Örgütün gelirleri: Zekat adı altında toplanan paralar, aidatlar, gasp, zengin iş adamlarını kaçırarak fidye istenmesi.

Örgüt üyelerinin özellikleri: Örgüt mensupları kendileri gibi düşünüp yaşamayanlara sınırsız şiddet uygulamaktan çekinmeyen kişilerdir. Genelde eğitim ve gelir durumu düşük kişilerdir. Çoğunlukla Güneydoğu kökenli ve çok çocukludurlar.

‘Dini değerler adına...’

Gerekçeli kararın sonuç bölümünde, Hizbullah’ın 1980’lerden bu yana din adına terörü acımasız şekilde uyguladığı vurgulanarak, “Uyguladığı acımasız şiddetle yıllarca korku salmıştır. Örgüt evleri ve camilerden çıkarılan cesetler örgütün korkunç ve acımasız yüzünü ortaya koymuştur” deniyor.

Şöyle devam ediliyor:

“Hizbullah, ilk aşamada Doğu ve Güneydoğu’da ve daha sonra Türkiye’nin tamanında demokratik, laik, hukuk düzenini yıkarak, İslam esaslarına göre yönetilen bir din devleti kurmayı amaçlamaktadır. Amacı için sürekli ve sistemli terör kullanmayı yöntem olarak benimsediğinden uyguladığı strateji terörizmdir. Eylemleri terörist eylemlerdir. Kurulduğu günden itibaren dini değerleri korumak adı altında yüzlerce insanı insanlık dışı işlencelerle sorgulayıp öldürmüş ve o değerleri acımasızca tahrip etmiştir.”

ÖNCE HİZBULLAH’LA, SONRA FETÖ İLE SAVAŞTI

Yapıcıoğlu, bu yargılamada başta Hizbullah’ın Batman askeri sorumlusu Mithat Yılmaz da dahil olmak üzere birden çok sanığın avukatlığını yürüttü.

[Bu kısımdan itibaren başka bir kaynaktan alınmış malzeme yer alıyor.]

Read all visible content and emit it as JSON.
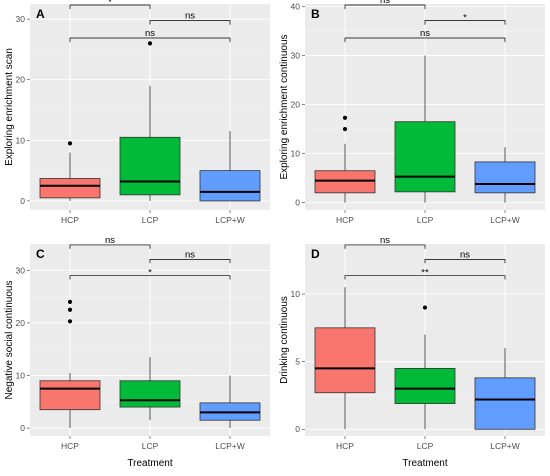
{
  "chart_data": [
    {
      "type": "box",
      "panel_label": "A",
      "ylabel": "Exploring enrichment scan",
      "xlabel": "",
      "categories": [
        "HCP",
        "LCP",
        "LCP+W"
      ],
      "ylim": [
        -1.5,
        32.5
      ],
      "yticks": [
        0,
        10,
        20,
        30
      ],
      "colors": [
        "#F8766D",
        "#00BA38",
        "#619CFF"
      ],
      "boxes": [
        {
          "group": "HCP",
          "min": 0,
          "q1": 0.5,
          "median": 2.5,
          "q3": 3.7,
          "max": 8,
          "outliers": [
            9.5
          ]
        },
        {
          "group": "LCP",
          "min": 0,
          "q1": 1,
          "median": 3.2,
          "q3": 10.5,
          "max": 19,
          "outliers": [
            26
          ]
        },
        {
          "group": "LCP+W",
          "min": 0,
          "q1": 0,
          "median": 1.5,
          "q3": 5,
          "max": 11.5,
          "outliers": []
        }
      ],
      "comparisons": [
        {
          "groups": [
            "HCP",
            "LCP"
          ],
          "label": "*"
        },
        {
          "groups": [
            "LCP",
            "LCP+W"
          ],
          "label": "ns"
        },
        {
          "groups": [
            "HCP",
            "LCP+W"
          ],
          "label": "ns"
        }
      ]
    },
    {
      "type": "box",
      "panel_label": "B",
      "ylabel": "Exploring enrichment continuous",
      "xlabel": "",
      "categories": [
        "HCP",
        "LCP",
        "LCP+W"
      ],
      "ylim": [
        -1.5,
        40.5
      ],
      "yticks": [
        0,
        10,
        20,
        30,
        40
      ],
      "colors": [
        "#F8766D",
        "#00BA38",
        "#619CFF"
      ],
      "boxes": [
        {
          "group": "HCP",
          "min": 0,
          "q1": 2,
          "median": 4.5,
          "q3": 6.5,
          "max": 12,
          "outliers": [
            15,
            17.3
          ]
        },
        {
          "group": "LCP",
          "min": 0,
          "q1": 2.2,
          "median": 5.3,
          "q3": 16.5,
          "max": 30,
          "outliers": []
        },
        {
          "group": "LCP+W",
          "min": 0,
          "q1": 2,
          "median": 3.8,
          "q3": 8.3,
          "max": 11.3,
          "outliers": []
        }
      ],
      "comparisons": [
        {
          "groups": [
            "HCP",
            "LCP"
          ],
          "label": "ns"
        },
        {
          "groups": [
            "LCP",
            "LCP+W"
          ],
          "label": "*"
        },
        {
          "groups": [
            "HCP",
            "LCP+W"
          ],
          "label": "ns"
        }
      ]
    },
    {
      "type": "box",
      "panel_label": "C",
      "ylabel": "Negative social continuous",
      "xlabel": "Treatment",
      "categories": [
        "HCP",
        "LCP",
        "LCP+W"
      ],
      "ylim": [
        -1.5,
        35
      ],
      "yticks": [
        0,
        10,
        20,
        30
      ],
      "colors": [
        "#F8766D",
        "#00BA38",
        "#619CFF"
      ],
      "boxes": [
        {
          "group": "HCP",
          "min": 0,
          "q1": 3.5,
          "median": 7.5,
          "q3": 9,
          "max": 10.5,
          "outliers": [
            20.3,
            22.5,
            24
          ]
        },
        {
          "group": "LCP",
          "min": 1.5,
          "q1": 4,
          "median": 5.3,
          "q3": 9,
          "max": 13.5,
          "outliers": []
        },
        {
          "group": "LCP+W",
          "min": 0,
          "q1": 1.5,
          "median": 3,
          "q3": 4.8,
          "max": 10,
          "outliers": []
        }
      ],
      "comparisons": [
        {
          "groups": [
            "HCP",
            "LCP"
          ],
          "label": "ns"
        },
        {
          "groups": [
            "LCP",
            "LCP+W"
          ],
          "label": "ns"
        },
        {
          "groups": [
            "HCP",
            "LCP+W"
          ],
          "label": "*"
        }
      ]
    },
    {
      "type": "box",
      "panel_label": "D",
      "ylabel": "Drinking continuous",
      "xlabel": "Treatment",
      "categories": [
        "HCP",
        "LCP",
        "LCP+W"
      ],
      "ylim": [
        -0.5,
        13.7
      ],
      "yticks": [
        0,
        5,
        10
      ],
      "colors": [
        "#F8766D",
        "#00BA38",
        "#619CFF"
      ],
      "boxes": [
        {
          "group": "HCP",
          "min": 0,
          "q1": 2.7,
          "median": 4.5,
          "q3": 7.5,
          "max": 10.5,
          "outliers": []
        },
        {
          "group": "LCP",
          "min": 0,
          "q1": 1.9,
          "median": 3,
          "q3": 4.5,
          "max": 7,
          "outliers": [
            9
          ]
        },
        {
          "group": "LCP+W",
          "min": 0,
          "q1": 0,
          "median": 2.2,
          "q3": 3.8,
          "max": 6,
          "outliers": []
        }
      ],
      "comparisons": [
        {
          "groups": [
            "HCP",
            "LCP"
          ],
          "label": "ns"
        },
        {
          "groups": [
            "LCP",
            "LCP+W"
          ],
          "label": "ns"
        },
        {
          "groups": [
            "HCP",
            "LCP+W"
          ],
          "label": "**"
        }
      ]
    }
  ]
}
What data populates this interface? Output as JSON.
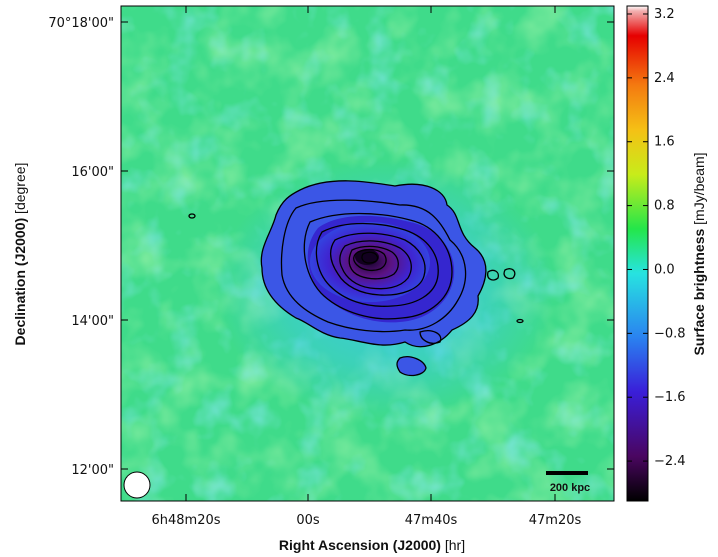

Yılmaz, 22 cinayet ve yaralamanın talimatı vermekten ceza aldı.

Yeniden yargılanma talebinin kabul edilmesi üzerine 2019’da tahliye edildi.

Şu an Türkiye’de mi, bilinmiyor.

Avukatı Yapıcıoğlu’nun yeri belli; AK Parti İstanbul Milletvekili olarak, hukuk düzenine etki eden kararlara imza atacak.

Diyeceksiniz ki...

Yapıcıoğlu’nun avukatlık yaptığı Hizbullah Batman - Adana Davası’nın hakimi kimdi ve şimdi nerede?

O hakim, Oktay Kuban’dı.

Kuban, Diyarbakır’dan sonra görevlendirildiği İstanbul Ağır Ceza Mahkemesi’nde, FETÖ’nün tutukladığı askerleri salıvererek, kumpasa karşı dik durmuştu.

Bakırköy’e sürüldü.

Atatürk portresini alıp gitti.

Eskişehir’de Çocuk Mahkemesi’ne atandı.

15 Temmuz’dan sonra İstanbul’a geldi.

Halen Çağlayan Adliyesi’nde Ticaret Mahkemesi’nde göreve devam ediyor.

Hizbullah’ın avukatı milletvekilliğiyle ödüllendirilirken, cesur hakimini TBMM’ye taşımak CHP’nin aklına gelmedi ve gelmiyor.